Q: Does Google Earth Pro provide better quality imagery?
A: No, all versions of Google Earth use the same imagery except Google Earth EC. However, you can explore different imagery using the WMS feature or by importing your own imagery as an image overlay.

Q: When I search for the address of my house, the result appears in the wrong location. How can I give directions to my place if this is the case?
A: This error can occur for a variety of reasons. For example. when you search for an address in Google Earth or Maps, these services show you the approximate location of your house based on known block numbers of street. This sometimes results in a depiction of an address that is not quite right.

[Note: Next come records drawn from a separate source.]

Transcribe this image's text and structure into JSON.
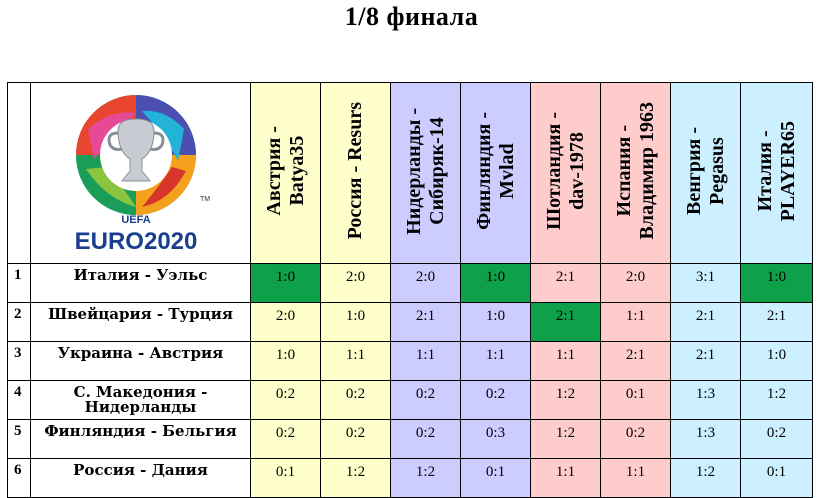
{
  "title": "1/8 финала",
  "logo": {
    "icon": "euro2020-logo-icon",
    "uefa_text": "UEFA",
    "wordmark": "EURO2020",
    "tm": "TM"
  },
  "columns": [
    {
      "name": "Австрия - Batya35",
      "color": "#ffffcc"
    },
    {
      "name": "Россия - Resurs",
      "color": "#ffffcc"
    },
    {
      "name": "Нидерланды - Сибиряк-14",
      "color": "#ccccff"
    },
    {
      "name": "Финляндия - Mvlad",
      "color": "#ccccff"
    },
    {
      "name": "Шотландия - dav-1978",
      "color": "#ffcccc"
    },
    {
      "name": "Испания - Владимир 1963",
      "color": "#ffcccc"
    },
    {
      "name": "Венгрия - Pegasus",
      "color": "#ccf0ff"
    },
    {
      "name": "Италия - PLAYER65",
      "color": "#ccf0ff"
    }
  ],
  "column_lines": [
    [
      "Австрия -",
      "Batya35"
    ],
    [
      "Россия - Resurs"
    ],
    [
      "Нидерланды -",
      "Сибиряк-14"
    ],
    [
      "Финляндия -",
      "Mvlad"
    ],
    [
      "Шотландия -",
      "dav-1978"
    ],
    [
      "Испания -",
      "Владимир 1963"
    ],
    [
      "Венгрия -",
      "Pegasus"
    ],
    [
      "Италия -",
      "PLAYER65"
    ]
  ],
  "highlight_color": "#0fa04a",
  "rows": [
    {
      "num": "1",
      "match": "Италия - Уэльс",
      "scores": [
        "1:0",
        "2:0",
        "2:0",
        "1:0",
        "2:1",
        "2:0",
        "3:1",
        "1:0"
      ]
    },
    {
      "num": "2",
      "match": "Швейцария - Турция",
      "scores": [
        "2:0",
        "1:0",
        "2:1",
        "1:0",
        "2:1",
        "1:1",
        "2:1",
        "2:1"
      ]
    },
    {
      "num": "3",
      "match": "Украина - Австрия",
      "scores": [
        "1:0",
        "1:1",
        "1:1",
        "1:1",
        "1:1",
        "2:1",
        "2:1",
        "1:0"
      ]
    },
    {
      "num": "4",
      "match": "С. Македония - Нидерланды",
      "scores": [
        "0:2",
        "0:2",
        "0:2",
        "0:2",
        "1:2",
        "0:1",
        "1:3",
        "1:2"
      ]
    },
    {
      "num": "5",
      "match": "Финляндия - Бельгия",
      "scores": [
        "0:2",
        "0:2",
        "0:2",
        "0:3",
        "1:2",
        "0:2",
        "1:3",
        "0:2"
      ]
    },
    {
      "num": "6",
      "match": "Россия - Дания",
      "scores": [
        "0:1",
        "1:2",
        "1:2",
        "0:1",
        "1:1",
        "1:1",
        "1:2",
        "0:1"
      ]
    }
  ],
  "highlighted": [
    [
      0,
      0
    ],
    [
      0,
      3
    ],
    [
      0,
      7
    ],
    [
      1,
      4
    ]
  ]
}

One workaround is to put a placemark on the location of the house in Google Earth and create directions to this location or simply share this placemark. If you want to provide directions in Google Maps:
  1. Create a placemark at your home.
  2. Copy the the latitude and longitude coordinates from the New dialog box.
  3. Paste these coordinates in the Google Maps Search Maps field.
  4. Click Search Maps. Google Maps displays a map with an icon for this location which you can use to create directions.
Any other questions? Please let me know!

Tuesday, January 09, 2007

Realtime GPS Tracking

If you have a compatible GPS device, recent versions of Google Earth Plus and Pro allow you to track your movements as they occur. For example, you could track your travel progress in a plane or in a car with a GPS device connected to portable computer with Google Earth. Of course, imagery in Google Earth depends on an Internet connection. As a workaround, Frank Taylor of Google Earth suggests that you cache your imagery of your route before departing. Learn more about caching.

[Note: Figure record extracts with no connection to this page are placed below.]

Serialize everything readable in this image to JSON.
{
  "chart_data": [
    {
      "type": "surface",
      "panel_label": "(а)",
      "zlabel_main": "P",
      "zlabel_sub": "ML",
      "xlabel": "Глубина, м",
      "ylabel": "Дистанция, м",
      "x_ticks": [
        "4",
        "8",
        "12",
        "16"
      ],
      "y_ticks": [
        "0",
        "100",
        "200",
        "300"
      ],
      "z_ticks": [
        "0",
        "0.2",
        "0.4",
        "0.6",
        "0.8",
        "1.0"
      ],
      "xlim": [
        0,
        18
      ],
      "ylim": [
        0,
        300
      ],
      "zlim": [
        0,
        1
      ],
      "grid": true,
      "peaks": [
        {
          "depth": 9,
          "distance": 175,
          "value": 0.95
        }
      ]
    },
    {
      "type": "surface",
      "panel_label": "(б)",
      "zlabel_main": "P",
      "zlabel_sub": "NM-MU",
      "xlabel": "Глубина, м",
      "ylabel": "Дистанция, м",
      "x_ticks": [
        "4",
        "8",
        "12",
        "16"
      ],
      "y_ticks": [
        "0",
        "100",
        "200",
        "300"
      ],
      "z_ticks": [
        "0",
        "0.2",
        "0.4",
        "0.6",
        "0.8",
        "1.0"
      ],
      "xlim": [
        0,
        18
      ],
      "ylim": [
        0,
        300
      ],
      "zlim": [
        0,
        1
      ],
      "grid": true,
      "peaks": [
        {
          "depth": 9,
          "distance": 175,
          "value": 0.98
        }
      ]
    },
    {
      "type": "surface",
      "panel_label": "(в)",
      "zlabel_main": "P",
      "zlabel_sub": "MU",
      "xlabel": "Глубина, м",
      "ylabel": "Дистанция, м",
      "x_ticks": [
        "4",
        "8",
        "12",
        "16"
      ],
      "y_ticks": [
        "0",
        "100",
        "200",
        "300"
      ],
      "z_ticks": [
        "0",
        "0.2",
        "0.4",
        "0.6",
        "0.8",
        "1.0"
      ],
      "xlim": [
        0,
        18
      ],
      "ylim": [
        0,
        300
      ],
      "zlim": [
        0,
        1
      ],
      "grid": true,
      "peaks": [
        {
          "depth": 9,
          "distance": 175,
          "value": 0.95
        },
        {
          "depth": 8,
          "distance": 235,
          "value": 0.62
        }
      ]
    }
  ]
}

Like the time slider, it will be interesting to watch how Google Earth users apply this feature. I can envision live blogs of treks that use network links that describe interesting journeys that individuals embark upon.

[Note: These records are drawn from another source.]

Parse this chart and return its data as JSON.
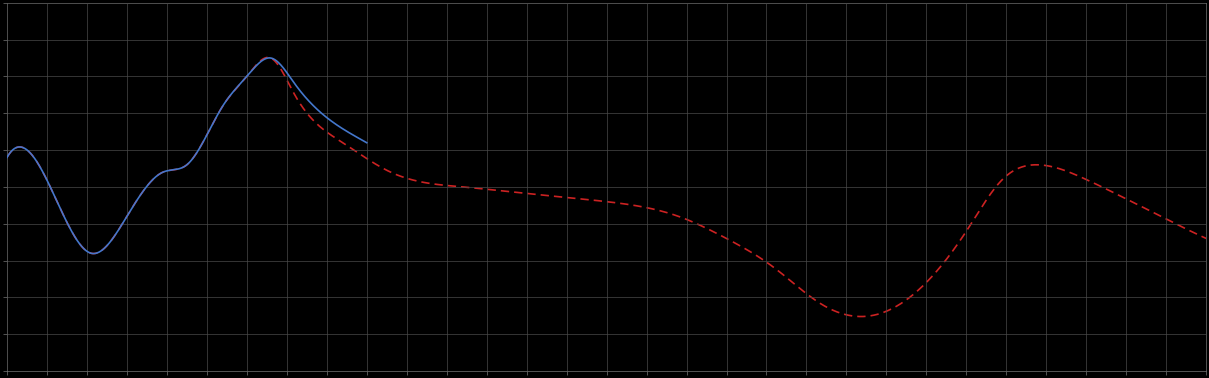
{
  "background_color": "#000000",
  "plot_bg_color": "#000000",
  "grid_color": "#4a4a4a",
  "line1_color": "#4477cc",
  "line2_color": "#cc2222",
  "line_width": 1.2,
  "xlim": [
    0,
    100
  ],
  "ylim": [
    0,
    10
  ],
  "fig_width": 12.09,
  "fig_height": 3.78,
  "n_xticks": 31,
  "n_yticks": 11,
  "blue_end_x": 30,
  "blue_points_x": [
    0,
    3,
    7,
    10,
    13,
    15,
    18,
    20,
    22,
    24,
    27,
    30
  ],
  "blue_points_y": [
    5.8,
    5.4,
    3.2,
    4.2,
    5.4,
    5.6,
    7.2,
    8.0,
    8.5,
    7.8,
    6.8,
    6.2
  ],
  "red_points_x": [
    0,
    3,
    7,
    10,
    13,
    15,
    18,
    20,
    22,
    24,
    28,
    32,
    38,
    44,
    50,
    56,
    60,
    64,
    68,
    72,
    76,
    80,
    83,
    86,
    90,
    95,
    100
  ],
  "red_points_y": [
    5.8,
    5.4,
    3.2,
    4.2,
    5.4,
    5.6,
    7.2,
    8.0,
    8.5,
    7.5,
    6.2,
    5.4,
    5.0,
    4.8,
    4.6,
    4.2,
    3.6,
    2.8,
    1.8,
    1.5,
    2.2,
    3.8,
    5.2,
    5.6,
    5.2,
    4.4,
    3.6
  ]
}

Learn more about realtime GPS tracking.

Wednesday, January 03, 2007

Geographic Web Layer FAQ

As promised, I posted a new FAQ that describes how you can use and publish to the Geographic Web layer of Google Earth. This document describes how to make Wikipedia articles appear in this layer, details about Panoramio photos and more.

Please use the comment feature of this blog to provide feedback on this document.

Learn more about using layers.

Tuesday, January 02, 2007

Tracking Snowshoe Tracks

On New Year's Eve, several friends joined me for an unusual celebration of the year's end. After dark, we strapped on snowshoes and made our way up the side of a mountain near Donner Summit in California. Using mountain bike lights and the abundant moonlight, we found our way to a splendid view of Donner Lake and the surrounding Sierra.

Of course, being a GPS geek, I tracked our trek with my new Christmas gift: a Garmin 60CSx device. I wanted to view our route in Google Earth. The resulting track ended up being much more informative than I anticipated. As we climbed, we tried to find the famous train tunnel that cuts into this mountain side. Alas, due to visibility and some navigation confusion, we never ended up finding the tunnel.

Upon our return home, I downloaded the track into Google Earth. I immediately saw the train tunnel and using the measuring tool, I determined that we were only ~350' from the tunnel! It was hidden just behind an incline that kept it out of sight.

As an outdoor enthusiast, I absolutely love how Google Earth can help me scope out terrain that I explore on bike, foot or snowshoe.